Cuando abrí los ojos, estaba en el suelo, jadeando.
El asfalto frío contra mis palmas, el murmullo de la gente a mi alrededor.
Los autos habían frenado.
Noah gritaba mi nombre desde la acera.

Y frente a mí…

Alexander.

De pie.
Su abrigo oscuro ondeaba con el viento.
Sus ojos grises me buscaban, incrédulos, llenos de algo que no entendí.

—¿Estás bien? —su voz era baja, quebrada, casi una súplica.

Intenté responder, pero mi garganta no obedeció.
Él se inclinó y me tomó del brazo con cuidado.

Su piel estaba helada.
Y sin embargo, sentí calor.

Me ayudó a levantarme, y por un instante, creí ver una silueta detrás de él.
Una figura luminosa, suspendida entre el humo de los autos.
Parpadeé. Desapareció.

Alexander me observaba.
Y en su mirada había algo más que preocupación.
Culpa.
Miedo.
Y un destello de ternura que me desarmó.

—No debiste tocar la rosa —murmuró.

Sus palabras sonaron como una sentencia.

El viento sopló con fuerza, arrastrando el olor metálico del asfalto y algo más… algo antiguo.
Mientras él me sostenía, tuve la certeza de que esa voz —aquella que me había llamado— seguía allí.

Observando.
Esperando.

Sintiendo el frío de la muerte rondando por todo mi cuerpo.

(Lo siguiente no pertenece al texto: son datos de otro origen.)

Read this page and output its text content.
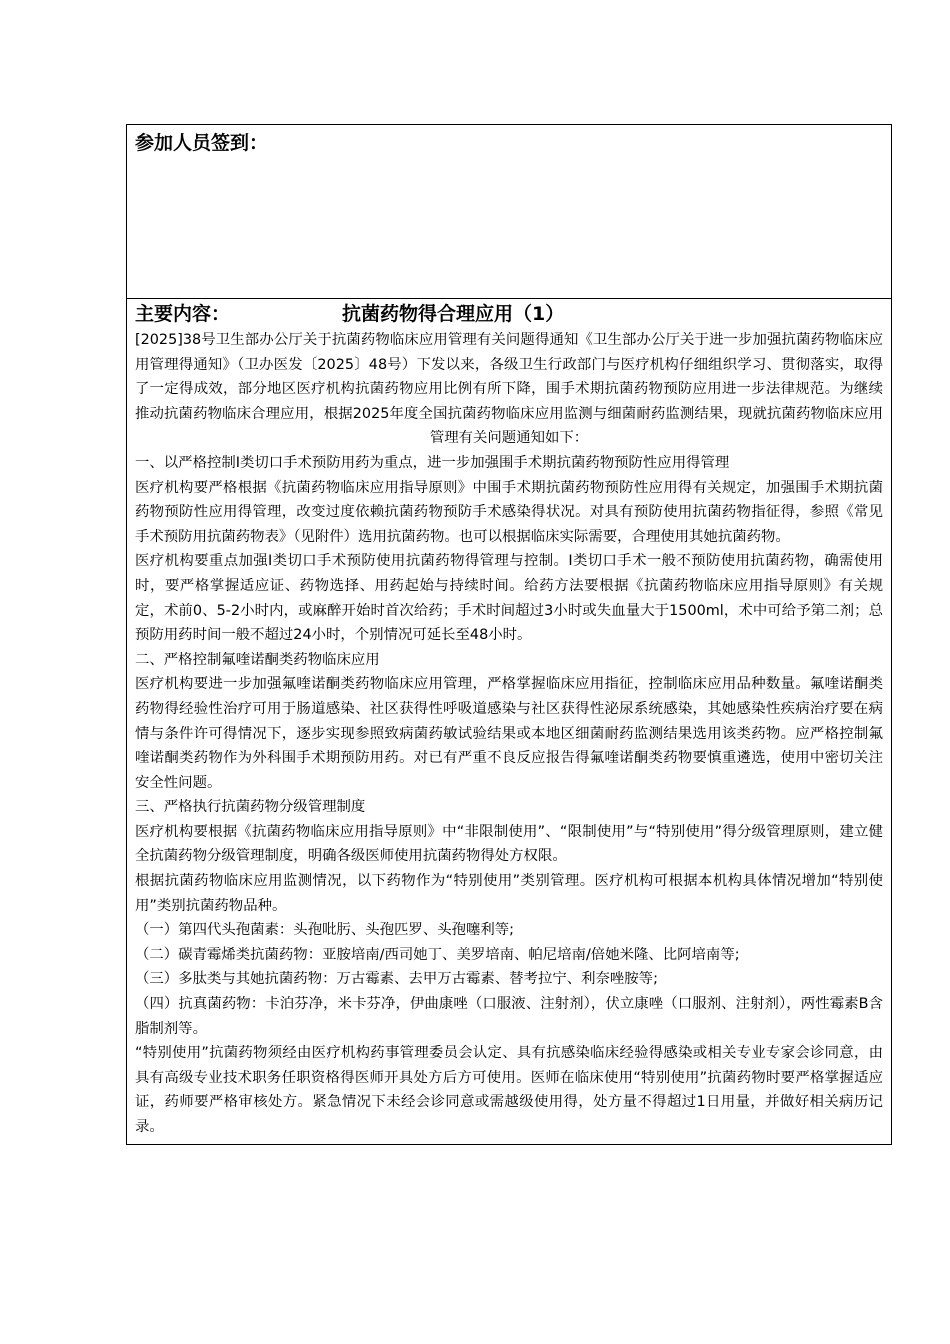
参加人员签到：
主要内容：	抗菌药物得合理应用（1）

[2025]38号卫生部办公厅关于抗菌药物临床应用管理有关问题得通知《卫生部办公厅关于进一步加强抗菌药物临床应用管理得通知》（卫办医发〔2025〕48号）下发以来，各级卫生行政部门与医疗机构仔细组织学习、贯彻落实，取得了一定得成效，部分地区医疗机构抗菌药物应用比例有所下降，围手术期抗菌药物预防应用进一步法律规范。为继续推动抗菌药物临床合理应用，根据2025年度全国抗菌药物临床应用监测与细菌耐药监测结果，现就抗菌药物临床应用管理有关问题通知如下：

一、以严格控制Ⅰ类切口手术预防用药为重点，进一步加强围手术期抗菌药物预防性应用得管理

医疗机构要严格根据《抗菌药物临床应用指导原则》中围手术期抗菌药物预防性应用得有关规定，加强围手术期抗菌药物预防性应用得管理，改变过度依赖抗菌药物预防手术感染得状况。对具有预防使用抗菌药物指征得，参照《常见手术预防用抗菌药物表》（见附件）选用抗菌药物。也可以根据临床实际需要，合理使用其她抗菌药物。

医疗机构要重点加强Ⅰ类切口手术预防使用抗菌药物得管理与控制。Ⅰ类切口手术一般不预防使用抗菌药物，确需使用时，要严格掌握适应证、药物选择、用药起始与持续时间。给药方法要根据《抗菌药物临床应用指导原则》有关规定，术前0、5-2小时内，或麻醉开始时首次给药；手术时间超过3小时或失血量大于1500ml，术中可给予第二剂；总预防用药时间一般不超过24小时，个别情况可延长至48小时。

二、严格控制氟喹诺酮类药物临床应用

医疗机构要进一步加强氟喹诺酮类药物临床应用管理，严格掌握临床应用指征，控制临床应用品种数量。氟喹诺酮类药物得经验性治疗可用于肠道感染、社区获得性呼吸道感染与社区获得性泌尿系统感染，其她感染性疾病治疗要在病情与条件许可得情况下，逐步实现参照致病菌药敏试验结果或本地区细菌耐药监测结果选用该类药物。应严格控制氟喹诺酮类药物作为外科围手术期预防用药。对已有严重不良反应报告得氟喹诺酮类药物要慎重遴选，使用中密切关注安全性问题。

三、严格执行抗菌药物分级管理制度

医疗机构要根据《抗菌药物临床应用指导原则》中“非限制使用”、“限制使用”与“特别使用”得分级管理原则，建立健全抗菌药物分级管理制度，明确各级医师使用抗菌药物得处方权限。

根据抗菌药物临床应用监测情况，以下药物作为“特别使用”类别管理。医疗机构可根据本机构具体情况增加“特别使用”类别抗菌药物品种。

（一）第四代头孢菌素：头孢吡肟、头孢匹罗、头孢噻利等;

（二）碳青霉烯类抗菌药物：亚胺培南/西司她丁、美罗培南、帕尼培南/倍她米隆、比阿培南等;

（三）多肽类与其她抗菌药物：万古霉素、去甲万古霉素、替考拉宁、利奈唑胺等;

（四）抗真菌药物：卡泊芬净，米卡芬净，伊曲康唑（口服液、注射剂），伏立康唑（口服剂、注射剂），两性霉素B含脂制剂等。

“特别使用”抗菌药物须经由医疗机构药事管理委员会认定、具有抗感染临床经验得感染或相关专业专家会诊同意，由具有高级专业技术职务任职资格得医师开具处方后方可使用。医师在临床使用“特别使用”抗菌药物时要严格掌握适应证，药师要严格审核处方。紧急情况下未经会诊同意或需越级使用得，处方量不得超过1日用量，并做好相关病历记录。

Y la sensación de que la muerte me había mirado…
y había decidido dejarme vivir.

(...)

POV: Nathaniel

No era su hora.
Y no porque yo lo dijera —las horas de la Muerte no se discuten—, sino porque su nombre aún no brilla en mi libro.

Cherry Blossom.
Vida pura. Un error temporal.
Pero alguien había intentado adelantarse, y eso sí era un problema.

Yo no salvo, no protejo, no amo.
Solo recojo.
Y hoy no era día de cosecha.

Sentí el cambio antes de verlo.
El aire se deformó, el suelo vibró, y de la grieta del silencio surgió una voz envuelta en humo:

—Siempre tan puntual, Nathaniel. —Lucian apareció entre sombras, su piel parecía hecha de ceniza viva—. Pero esta vez llegaste un poco tarde, ¿no?

—Depende del reloj que uses —respondí sin mirarlo—. ¿Qué haces fuera de tu agujero, demonio?